Animal : an international journal of animal bioscience

Foetal life protein restriction in male mink (Neovison vison) kits lowers post-weaning protein oxidation and the relative abundance of hepatic fructose-1,6-bisphosphatase mRNA.

PMID 22436154


Foetal life malnutrition has been studied intensively in a number of animal models. Results show that especially foetal life protein malnutrition can lead to metabolic changes later in life. This might be of particular importance for strict carnivores, for example, cat and mink (Neovison vison) because of their higher protein requirement than in other domestic mammals. This study aimed to investigate the effects of low protein provision during foetal life to male mink kits on their protein metabolism during the early post-weaning period of rapid growth and to investigate whether foetal life protein deficiency affects the response to adequate or deficient protein provision post weaning.
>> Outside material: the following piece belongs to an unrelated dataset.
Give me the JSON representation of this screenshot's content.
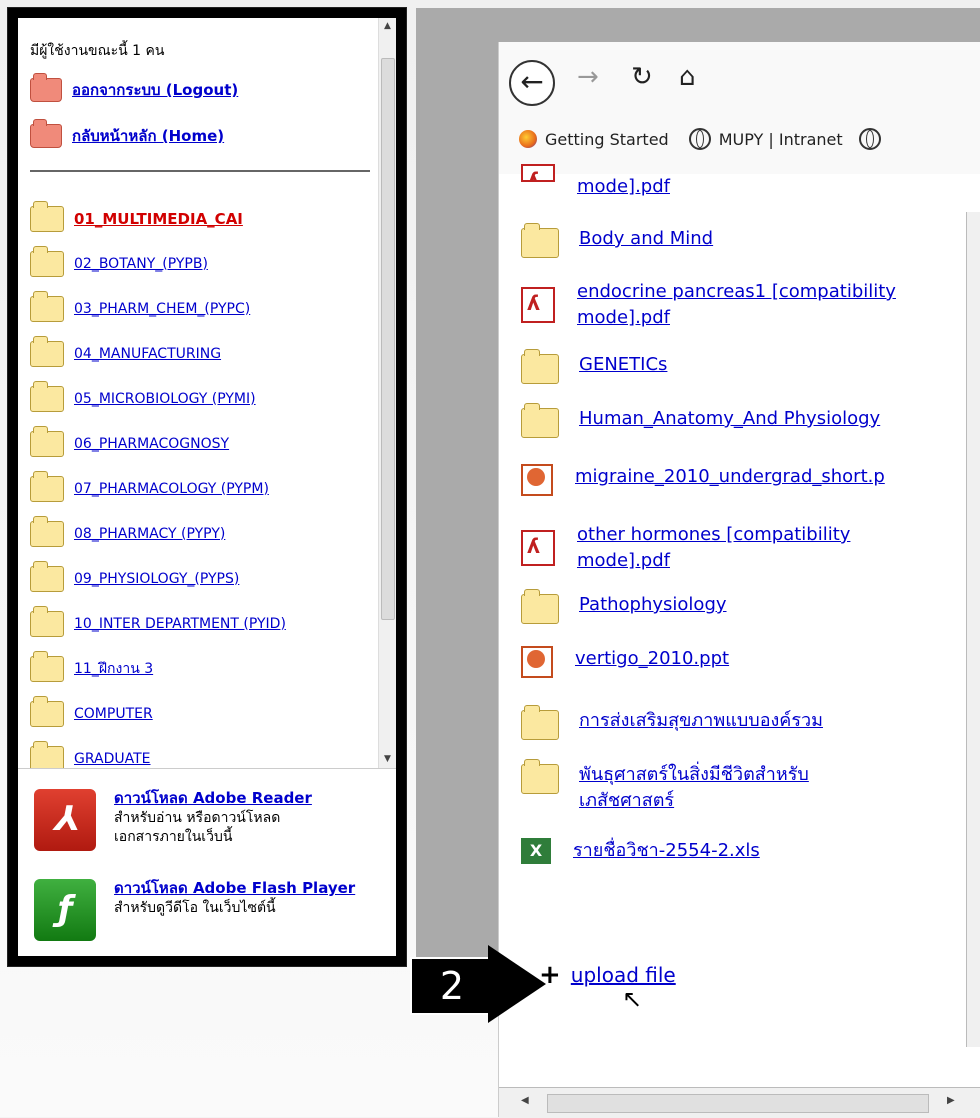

Further, we intended to study whether the changes in the gene expression of key enzymes in foetal hepatic tissue caused by maternal protein deficiency were manifested post-weaning. A total of 32 male mink kits born to mothers fed either a low-protein diet (LP), that is, 14% of metabolizable energy (ME) from protein (foetal low - FL), n = 16, or an adequate-protein (AP) diet, that is, 29% of ME from protein (foetal adequate - FA), n = 16) in the last 16.3 ± 1.8 days of pregnancy were used. The FL offspring had lower birth weight and lower relative abundance of fructose-1,6-bisphosphatase (Fru-1,6-P2ase) and pyruvate kinase mRNA in foetal hepatic tissue than FA kits. The mothers were fed a diet containing adequate protein until weaning. At weaning (7 weeks of age), half of the kits from each foetal treatment group were fed an AP diet (32% of ME from protein; n = 8 FA and 8 FL) and the other half were fed a LP diet (18% of ME from protein; n = 8 FA and 8 FL) until 9.5 weeks of age, yielding four treatment groups (i.e. FA-AP, FA-LP, FL-AP and FL-LP). Low protein provision in foetal life lowered the protein oxidation post-weaning compared with the controls (P = 0.006), indicating metabolic flexibility and a better ability to conserve protein. This could not, however, be supported by changes in liver mass because of foetal life experience. A lower relative abundance of Fru-1,6-P2ase mRNA was observed (P < 0.05), being lower in 9.5-week-old FL than in FA kits. It can be concluded that foetal life protein restriction leads to changes in post-weaning protein metabolism through lower protein oxidation of male mink kits.